LA MIRILLA
JOSÉ MARÍN GARCÍA | PEP MARÍN

La moneda daba vueltas en el aire hasta que aterrizó en la mano de Mario. Día luminoso. Cara. Eliges tú. Marcos, eligió ella, tercera vez que vais a pagar el refrigerio, se siente. No tan rápida, dijo Mario, he estado puliendo mi revés cortado. La tierra sigue girando. Un hombre se tira al agua de un río en pleno invierno. Aplausos. De la pista de tenis a la habitación de un hotel discreto. Le quita las bragas con los dientes y el roce de la barbilla la hace gemir. Bola de partido. Ganan. De la Meseta Carrión apaga con los dedos una vela, le gusta sentir ese dolor pasajero en las yemas. Sale de casa. Tiene aspecto de burgués templado y está delgado. Ahora está frente al detective privado Marcos Acosta. Éste es el hombre, dice, no está claro. Las ancianas vecinas y hermanas octogenarias habían escuchado risas en el rellano del segundo más allá de la media noche. La chica se ha relajado, ya van cinco, dijo la mayor, buenas merluzas llevan, trae el móvil. Ni su sobrino nieto de cuatro años mejora los conocimientos de éstas ancianas en el manejo de la tecnología de bolsillo. Silencio. Encuadre. No flash. A través de la mirilla consiguen una foto. Ella con el culo en pompa intentado meter la llave. A él se le ve algo más que el perfil. Parece más interesante que guapo. Las vecinas han visto crecer al Sr De la Meseta Carrión. Mira, esto pasa cuando te vas de viaje, le dicen señalando el móvil. Si estás metido en pijama para tres por nosotras bien, si no, observa. Te queremos.
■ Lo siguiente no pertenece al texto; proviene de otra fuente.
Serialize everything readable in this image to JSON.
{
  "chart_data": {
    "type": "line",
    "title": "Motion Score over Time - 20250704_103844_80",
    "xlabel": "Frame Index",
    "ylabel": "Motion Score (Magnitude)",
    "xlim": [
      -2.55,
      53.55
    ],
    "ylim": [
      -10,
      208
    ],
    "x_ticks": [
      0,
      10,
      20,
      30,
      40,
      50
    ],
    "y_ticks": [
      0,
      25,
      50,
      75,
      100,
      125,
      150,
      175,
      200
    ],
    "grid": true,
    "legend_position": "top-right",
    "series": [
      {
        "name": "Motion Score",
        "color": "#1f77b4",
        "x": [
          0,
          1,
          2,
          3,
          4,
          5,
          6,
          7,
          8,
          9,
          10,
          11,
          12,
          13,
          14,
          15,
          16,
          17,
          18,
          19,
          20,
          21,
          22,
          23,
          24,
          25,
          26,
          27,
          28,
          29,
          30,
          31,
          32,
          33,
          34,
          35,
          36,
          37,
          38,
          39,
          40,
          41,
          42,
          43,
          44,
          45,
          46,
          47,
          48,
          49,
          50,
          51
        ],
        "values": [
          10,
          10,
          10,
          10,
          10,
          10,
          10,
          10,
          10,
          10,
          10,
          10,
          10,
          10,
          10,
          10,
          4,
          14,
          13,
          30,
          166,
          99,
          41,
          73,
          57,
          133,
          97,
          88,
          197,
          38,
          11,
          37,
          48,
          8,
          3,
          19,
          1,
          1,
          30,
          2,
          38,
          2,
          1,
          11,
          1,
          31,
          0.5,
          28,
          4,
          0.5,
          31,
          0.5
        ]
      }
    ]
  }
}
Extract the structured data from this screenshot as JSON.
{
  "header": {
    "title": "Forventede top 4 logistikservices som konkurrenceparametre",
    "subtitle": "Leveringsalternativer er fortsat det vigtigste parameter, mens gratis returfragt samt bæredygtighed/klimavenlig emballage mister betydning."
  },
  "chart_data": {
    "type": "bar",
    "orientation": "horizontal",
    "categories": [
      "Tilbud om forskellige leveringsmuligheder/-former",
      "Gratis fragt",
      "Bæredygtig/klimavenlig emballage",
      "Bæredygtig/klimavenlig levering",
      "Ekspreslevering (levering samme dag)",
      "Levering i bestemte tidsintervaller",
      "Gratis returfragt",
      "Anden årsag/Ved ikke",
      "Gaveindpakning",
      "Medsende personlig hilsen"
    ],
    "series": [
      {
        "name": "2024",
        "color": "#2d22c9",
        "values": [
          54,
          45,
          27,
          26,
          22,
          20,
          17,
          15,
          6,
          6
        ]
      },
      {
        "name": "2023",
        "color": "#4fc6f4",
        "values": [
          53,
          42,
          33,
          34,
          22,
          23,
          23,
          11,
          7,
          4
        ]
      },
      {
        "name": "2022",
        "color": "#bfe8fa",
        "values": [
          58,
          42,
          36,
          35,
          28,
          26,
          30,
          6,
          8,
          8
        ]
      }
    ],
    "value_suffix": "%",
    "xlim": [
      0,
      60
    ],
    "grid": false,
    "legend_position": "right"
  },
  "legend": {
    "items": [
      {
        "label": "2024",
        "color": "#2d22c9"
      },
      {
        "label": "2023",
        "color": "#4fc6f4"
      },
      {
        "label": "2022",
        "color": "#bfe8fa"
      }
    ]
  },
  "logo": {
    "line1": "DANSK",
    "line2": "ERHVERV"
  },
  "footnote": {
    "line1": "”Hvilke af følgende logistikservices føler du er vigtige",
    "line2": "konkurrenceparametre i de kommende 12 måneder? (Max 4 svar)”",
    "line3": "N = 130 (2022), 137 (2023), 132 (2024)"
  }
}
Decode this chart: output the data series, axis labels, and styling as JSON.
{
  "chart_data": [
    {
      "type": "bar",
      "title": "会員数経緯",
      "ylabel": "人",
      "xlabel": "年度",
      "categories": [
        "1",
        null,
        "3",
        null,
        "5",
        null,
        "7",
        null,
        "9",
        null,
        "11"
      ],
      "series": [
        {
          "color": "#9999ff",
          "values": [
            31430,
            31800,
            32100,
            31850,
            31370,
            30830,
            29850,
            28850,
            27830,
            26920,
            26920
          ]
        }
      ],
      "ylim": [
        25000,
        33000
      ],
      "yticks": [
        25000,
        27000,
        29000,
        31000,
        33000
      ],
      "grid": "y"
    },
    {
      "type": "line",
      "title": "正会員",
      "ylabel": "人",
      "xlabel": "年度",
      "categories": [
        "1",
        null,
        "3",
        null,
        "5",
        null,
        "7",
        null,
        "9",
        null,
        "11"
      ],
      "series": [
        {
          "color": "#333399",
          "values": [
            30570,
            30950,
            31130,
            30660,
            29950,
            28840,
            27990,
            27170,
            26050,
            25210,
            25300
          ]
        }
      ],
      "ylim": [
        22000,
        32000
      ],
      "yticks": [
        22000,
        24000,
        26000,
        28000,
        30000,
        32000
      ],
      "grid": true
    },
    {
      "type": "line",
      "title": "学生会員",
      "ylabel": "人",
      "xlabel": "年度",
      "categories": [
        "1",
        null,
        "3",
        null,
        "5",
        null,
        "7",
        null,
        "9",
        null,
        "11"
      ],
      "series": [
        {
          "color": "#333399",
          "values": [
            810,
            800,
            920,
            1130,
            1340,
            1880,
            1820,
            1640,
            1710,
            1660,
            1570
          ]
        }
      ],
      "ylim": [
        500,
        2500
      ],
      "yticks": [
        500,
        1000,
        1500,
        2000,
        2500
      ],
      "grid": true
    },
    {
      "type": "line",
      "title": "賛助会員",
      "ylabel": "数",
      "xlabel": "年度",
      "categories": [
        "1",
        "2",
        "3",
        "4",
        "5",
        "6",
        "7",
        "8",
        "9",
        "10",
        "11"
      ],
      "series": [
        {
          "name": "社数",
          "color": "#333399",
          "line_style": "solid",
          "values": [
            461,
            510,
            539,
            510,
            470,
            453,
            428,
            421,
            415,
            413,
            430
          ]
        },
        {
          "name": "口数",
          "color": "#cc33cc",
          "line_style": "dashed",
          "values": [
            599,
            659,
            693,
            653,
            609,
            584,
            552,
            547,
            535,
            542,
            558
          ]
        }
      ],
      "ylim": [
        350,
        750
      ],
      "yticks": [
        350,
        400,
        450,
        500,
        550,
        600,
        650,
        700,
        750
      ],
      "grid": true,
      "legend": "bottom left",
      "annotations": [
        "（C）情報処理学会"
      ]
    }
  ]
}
Marcos Acosta mira la foto. Saca una lupa para disimular. Con suma indolencia salva la situación de saberse pillado de una forma u otra. Llama a Carolina. Rubia, alta, ojos azules y gafas de montura verde, cejas negras. Se lleva la foto para ver si consigue una mayor resolución. ¿Quién le ha dado esa foto? Mis vecinas, dice el cliente. Luego piensa que no debió darle ese detalle, pero lo hubiera sabido igual. Se tranquiliza. Apretón de manos. Quince días después ocurre una llamada al teléfono del cliente. Iñaki Zúñiga ha muerto en extrañas circunstancias a las afueras de su ciudad natal, Buenos Aires. Enterrado en vertical de cintura para abajo, un maletín negro a su derecha, un maletín blanco a su izquierda. Marcas de ruedas. Cirios en círculo apuntando al fallecido. El dossier acabado por el detective apuntaba a Iñaki Zúñiga. Monitor de tenis. El llamado playboy del club. Éste había regresado a Argentina por motivos familiares.
María Luisa de ochenta y tres años lee en voz alta su escrito a sus compañeros y compañeras del aula de escritura creativa. Se ríe para disimular su nerviosismo y agrandar sus pulmones. Y prosigue bajo la mirada atenta de la audiencia mientras su compañera de pupitre va borrando una a una todas las fotos de su móvil.